Si vous vous demandez si vous devez vous reposer après une injection de cortisone dans l’épaule, la réponse courte est : oui, toujours – mais la durée dépend de ce que vous faites de vos journées.
- Télétravail ou bureau : 48 heures de repos de l’articulation suffisent dans la majorité des cas. Reprise possible dès J+2 si aucune douleur vive.
- Métier sédentaire avec mobilité légère : comptez 3 à 5 jours avant de reprendre, sans charge de plus de 3 kg pendant la première semaine.
- Aide-soignant, aide à domicile, coiffeur : entre 7 et 10 jours, avec un aménagement de poste si possible pour éviter les gestes en élévation.
- Maçon, déménageur, infirmier, ouvrier du bâtiment : deux semaines minimum, avec reprise progressive des efforts et réévaluation médicale avant le retour complet.
Ces repères ne remplacent pas l’avis de votre médecin, mais ils vous donnent une base concrète pour organiser votre retour sans vous mettre en danger.
La reprise progressive, clé d’une récupération réussie

Organiser un retour au travail progressif, c’est d’abord savoir ce que l’épaule peut tolérer à chaque étape. Dans les premiers jours suivant la reprise, limitez-vous aux tâches qui ne sollicitent pas l’articulation au-delà de 90 degrés d’élévation. Évitez les torsions, les ports prolongés et les vibrations si votre poste en génère.
La kinésithérapie doit être réintroduite entre 5 et 7 jours après l’infiltration, jamais avant. Reprendre les séances trop tôt revient à contrecarrer l’effet anti-inflammatoire des corticoïdes juste au moment où ils commencent à agir.
Une fois ce délai respecté, la rééducation devient un vrai levier pour récupérer l’amplitude et la force de l’épaule. Des approches comme la técarthérapie peuvent d’ailleurs compléter utilement la rééducation classique pour accélérer la récupération des tissus profonds.
Plusieurs signaux doivent vous amener à reconsulter sans attendre : une douleur qui augmente après 72 heures au lieu de diminuer, une rougeur ou chaleur autour de l’épaule, de la fièvre, ou une perte soudaine d’amplitude.

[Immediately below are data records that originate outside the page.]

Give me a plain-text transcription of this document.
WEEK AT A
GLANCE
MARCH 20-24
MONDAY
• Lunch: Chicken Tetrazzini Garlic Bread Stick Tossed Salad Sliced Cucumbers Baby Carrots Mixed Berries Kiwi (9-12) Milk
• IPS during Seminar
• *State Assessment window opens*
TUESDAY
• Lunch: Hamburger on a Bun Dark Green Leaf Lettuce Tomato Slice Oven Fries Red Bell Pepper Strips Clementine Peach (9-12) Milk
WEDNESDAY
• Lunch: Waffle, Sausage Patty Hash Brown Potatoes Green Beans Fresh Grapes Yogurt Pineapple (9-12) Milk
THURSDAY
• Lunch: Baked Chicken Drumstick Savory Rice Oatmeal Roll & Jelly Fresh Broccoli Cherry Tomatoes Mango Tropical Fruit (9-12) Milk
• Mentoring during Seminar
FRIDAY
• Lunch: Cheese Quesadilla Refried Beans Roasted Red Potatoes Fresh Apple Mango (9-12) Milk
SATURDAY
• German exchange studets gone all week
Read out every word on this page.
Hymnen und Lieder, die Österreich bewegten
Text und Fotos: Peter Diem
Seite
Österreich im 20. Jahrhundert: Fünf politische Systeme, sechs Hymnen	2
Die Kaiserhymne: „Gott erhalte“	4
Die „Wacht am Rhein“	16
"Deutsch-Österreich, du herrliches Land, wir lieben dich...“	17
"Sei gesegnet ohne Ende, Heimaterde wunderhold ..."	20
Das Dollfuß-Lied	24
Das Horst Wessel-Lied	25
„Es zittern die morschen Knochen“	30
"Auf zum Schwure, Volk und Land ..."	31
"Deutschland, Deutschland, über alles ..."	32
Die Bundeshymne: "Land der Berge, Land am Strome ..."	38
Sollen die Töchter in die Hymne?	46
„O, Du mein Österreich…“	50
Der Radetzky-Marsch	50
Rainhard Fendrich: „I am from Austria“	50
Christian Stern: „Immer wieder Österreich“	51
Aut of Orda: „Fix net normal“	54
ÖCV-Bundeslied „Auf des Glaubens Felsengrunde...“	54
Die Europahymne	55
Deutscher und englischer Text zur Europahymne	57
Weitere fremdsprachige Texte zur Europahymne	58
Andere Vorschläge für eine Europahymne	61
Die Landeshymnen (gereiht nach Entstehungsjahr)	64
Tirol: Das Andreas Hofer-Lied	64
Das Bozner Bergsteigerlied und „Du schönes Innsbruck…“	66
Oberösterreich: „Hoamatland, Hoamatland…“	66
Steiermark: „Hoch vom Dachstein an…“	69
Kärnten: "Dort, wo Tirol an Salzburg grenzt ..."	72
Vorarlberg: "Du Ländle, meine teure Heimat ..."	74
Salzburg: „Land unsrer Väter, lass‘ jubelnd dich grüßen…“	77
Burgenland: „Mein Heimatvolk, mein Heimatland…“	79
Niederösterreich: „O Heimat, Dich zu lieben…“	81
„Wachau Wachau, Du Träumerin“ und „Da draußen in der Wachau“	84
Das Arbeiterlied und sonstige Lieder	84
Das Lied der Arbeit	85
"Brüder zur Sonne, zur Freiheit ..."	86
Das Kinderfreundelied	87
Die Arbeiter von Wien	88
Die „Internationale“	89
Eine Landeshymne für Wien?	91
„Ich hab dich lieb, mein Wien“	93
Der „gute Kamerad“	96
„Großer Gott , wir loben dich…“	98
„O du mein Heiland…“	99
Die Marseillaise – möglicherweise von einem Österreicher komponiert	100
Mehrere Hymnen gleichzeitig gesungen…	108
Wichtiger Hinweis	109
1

Ces signes peuvent indiquer une réaction infectieuse ou une poussée inflammatoire qui dépasse le cadre normal post-infiltration.
L’infiltration n’est pas une solution définitive – c’est une fenêtre thérapeutique. Ce que vous faites dans les deux semaines qui suivent détermine en grande partie si cette fenêtre vous servira vraiment, ou si vous vous retrouverez à la case départ six semaines plus tard.